Under Pressure: Why UK Firms Are Struggling with Rising Costs

28th March 2026

For many businesses across the United Kingdom, the current economic climate feels less like a recovery and more like a test of endurance.

Beneath headlines about growth and inflation lies a more immediate reality for firms: costs are rising at a pace not seen in decades.

From energy bills to wages and raw materials, companies are being squeezed from every direction and the pressure is starting to show.

Recent data suggests that UK manufacturers, in particular, are facing the sharpest surge in cost inflation since the early 1990s. This is not a marginal increase or a temporary fluctuation; it represents a significant shift in the economic environment. For businesses that rely on stable input costs to plan production and pricing, such volatility creates a sense of uncertainty that is difficult to manage.

Energy prices remain one of the most significant drivers of this trend. Despite some periods of stabilisation, the overall cost of powering factories, transporting goods, and maintaining operations remains elevated.
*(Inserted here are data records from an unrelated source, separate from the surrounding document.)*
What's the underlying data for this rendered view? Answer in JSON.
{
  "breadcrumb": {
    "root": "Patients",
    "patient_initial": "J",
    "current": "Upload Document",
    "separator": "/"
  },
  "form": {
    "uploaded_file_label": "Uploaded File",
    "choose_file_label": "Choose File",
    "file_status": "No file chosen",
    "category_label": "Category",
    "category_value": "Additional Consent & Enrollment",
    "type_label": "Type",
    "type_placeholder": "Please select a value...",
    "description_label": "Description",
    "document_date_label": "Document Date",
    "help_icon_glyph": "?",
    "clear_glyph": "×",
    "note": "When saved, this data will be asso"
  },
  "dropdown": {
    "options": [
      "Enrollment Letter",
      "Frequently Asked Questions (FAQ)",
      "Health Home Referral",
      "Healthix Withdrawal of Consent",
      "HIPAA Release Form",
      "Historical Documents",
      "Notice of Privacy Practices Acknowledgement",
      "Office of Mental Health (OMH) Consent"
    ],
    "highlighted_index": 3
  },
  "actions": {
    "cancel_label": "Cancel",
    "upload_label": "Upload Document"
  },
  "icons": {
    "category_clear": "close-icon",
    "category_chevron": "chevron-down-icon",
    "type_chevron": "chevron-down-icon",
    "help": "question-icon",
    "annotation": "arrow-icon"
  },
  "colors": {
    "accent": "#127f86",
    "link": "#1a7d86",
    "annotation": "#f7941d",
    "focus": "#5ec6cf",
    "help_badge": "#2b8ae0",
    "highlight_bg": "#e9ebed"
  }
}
For energy intensive industries, this is more than just an inconvenience. It is a direct threat to profitability. When the cost of simply keeping the lights on rises dramatically, margins quickly begin to shrink.

But energy is only part of the story. Supply chains, still recovering from years of disruption, continue to push up the cost of raw materials and intermediate goods. Delays, shortages, and higher shipping costs all feed into the prices businesses must pay. At the same time, a tight labour market has led to upward pressure on wages, as firms compete to attract and retain workers. While higher wages are positive for employees, they add another layer of cost for employers already operating under strain.

Faced with these challenges, businesses are left with a difficult set of choices. Some attempt to absorb the higher costs, accepting lower profits in the hope that conditions will improve. Others pass these costs on to consumers through higher prices, contributing to the broader inflation problem. In many cases, firms adopt a combination of both strategies, carefully balancing competitiveness with financial survival.

The consequences extend beyond individual businesses. When firms raise prices, consumers feel the impact through higher living costs. When firms cut back on investment or hiring to manage expenses, economic growth slows. Over time, this can create a feedback loop: weaker demand leads to lower revenues, which in turn limits the ability of businesses to expand or innovate.

There is also a growing concern about the long-term implications. Persistent cost pressures can discourage investment, particularly in sectors that are already facing structural challenges. If businesses become more cautious, delaying expansion or cancelling projects, the UK risks undermining its future growth potential. Productivity already a longstanding issue for the UK economy may suffer further as firms focus on short-term survival rather than long-term efficiency.

Government policy plays a crucial role in this context. Measures to stabilise energy markets, improve supply chain resilience, and support business investment could help ease some of the pressure. However, policymakers face their own constraints, balancing the need to support firms with the risk of fuelling inflation or increasing public debt.

Ultimately, the situation facing UK firms is a reminder that economic challenges are rarely isolated. Rising costs are not just a business problem—they are a symptom of broader pressures within the economy, from global energy markets to domestic labour conditions. For now, many firms remain resilient, adapting as best they can to an uncertain environment. But the longer these pressures persist, the greater the risk that resilience gives way to retrenchment.

In the end, the question is not just how businesses survive this period of high costs, but how they emerge from it. Whether they can continue to invest, innovate, and grow will shape not only their own futures, but the trajectory of the UK economy as a whole.